Einde inhoudsopgave
Wet kinderbijslagvoorziening BES
Artikel 5 Rechthebbende
Geldend
Geldend vanaf 01-10-2017
- Bronpublicatie:
16-01-2017, Stb. 2017, 78 (uitgifte: 09-03-2017, kamerstukken: 34577)
- Inwerkingtreding
01-10-2017
- Bronpublicatie inwerkingtreding:
22-09-2017, Stb. 2017, 354 (uitgifte: 29-09-2017, kamerstukken/regelingnummer: -)
- Vakgebied(en)
Sociale zekerheid kinderen en jongeren / Kinderbijslag
Jeugdbeleid (V)
1.
De ingezetene heeft overeenkomstig de bepalingen van deze wet recht op kinderbijslag BES voor een kind dat:
- a.
ingezetene is;
- b.
jonger is dan 18 jaar; en
- c.
tot zijn huishouden behoort.
2.
In afwijking van het eerste lid, onderdelen a en c, behoeft het kind geen ingezetene te zijn en niet tot het huishouden van de rechthebbende te behoren, indien het om onderwijsredenen, dan wel in verband met een ziekte of handicap geen ingezetene is en niet tot het huishouden van de rechthebbende behoort.
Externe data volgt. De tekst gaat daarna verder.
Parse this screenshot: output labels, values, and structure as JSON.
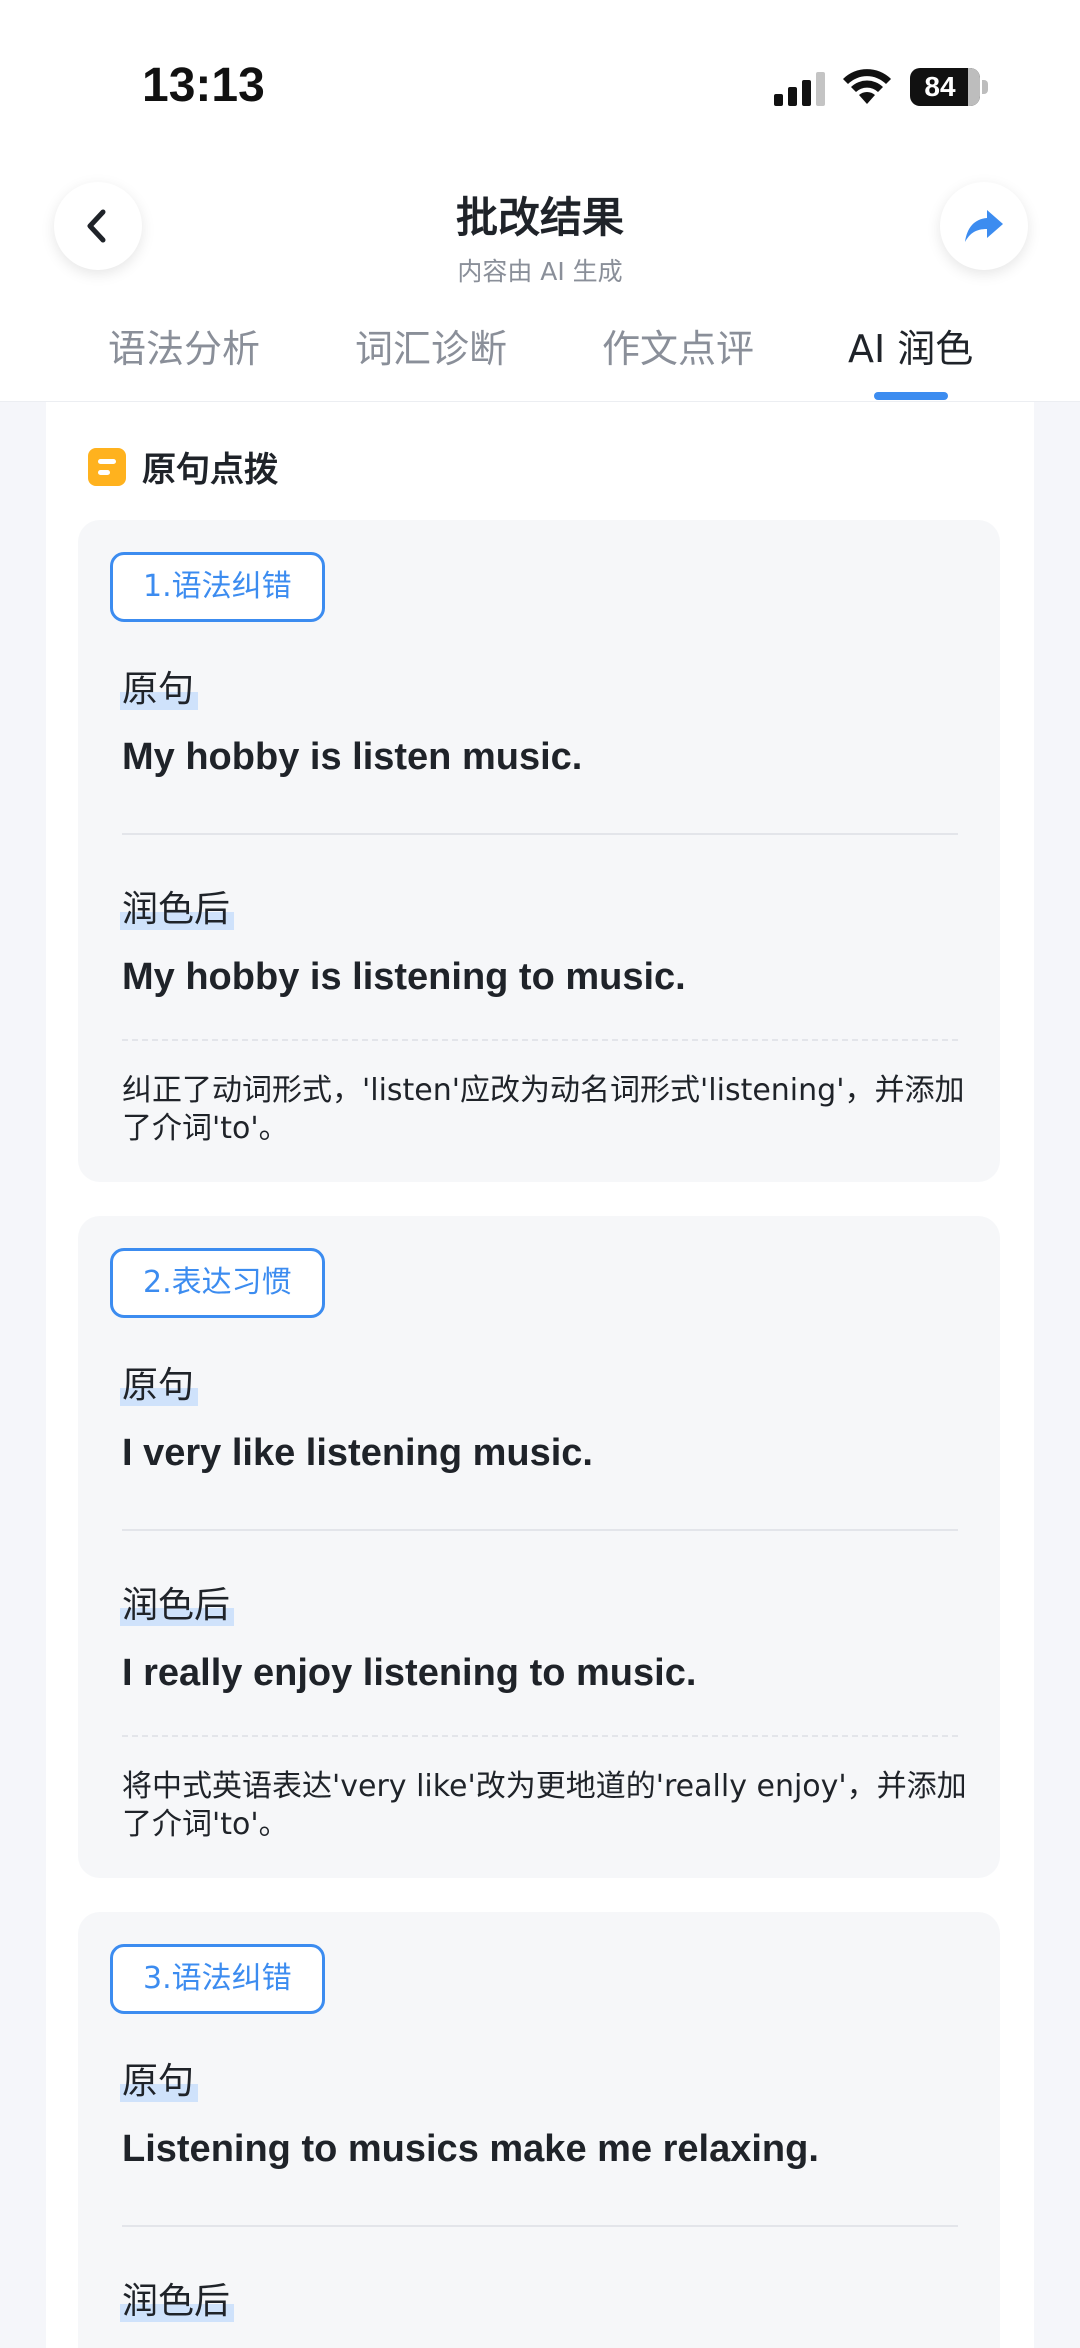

Voor de toepassing van dit lid dient het betreffende kind ten minste vijf jaar ingezetene te zijn geweest.
3.
Bij ministeriële regeling worden nadere regels gesteld met betrekking tot het tweede lid, waarbij kan worden bepaald dat in specifieke gevallen voor een kind met een ziekte of handicap van de termijn van vijf jaar kan worden afgeweken.
4.
Geen recht op kinderbijslag BES bestaat voor de vreemdeling die op grond van de Wet toelating en uitzetting BES niet rechtmatig in de openbare lichamen verblijft.
5.
Geen recht op kinderbijslag BES bestaat voor degene die een uitreiziger is dan wel voor diens kind dat een uitreiziger is.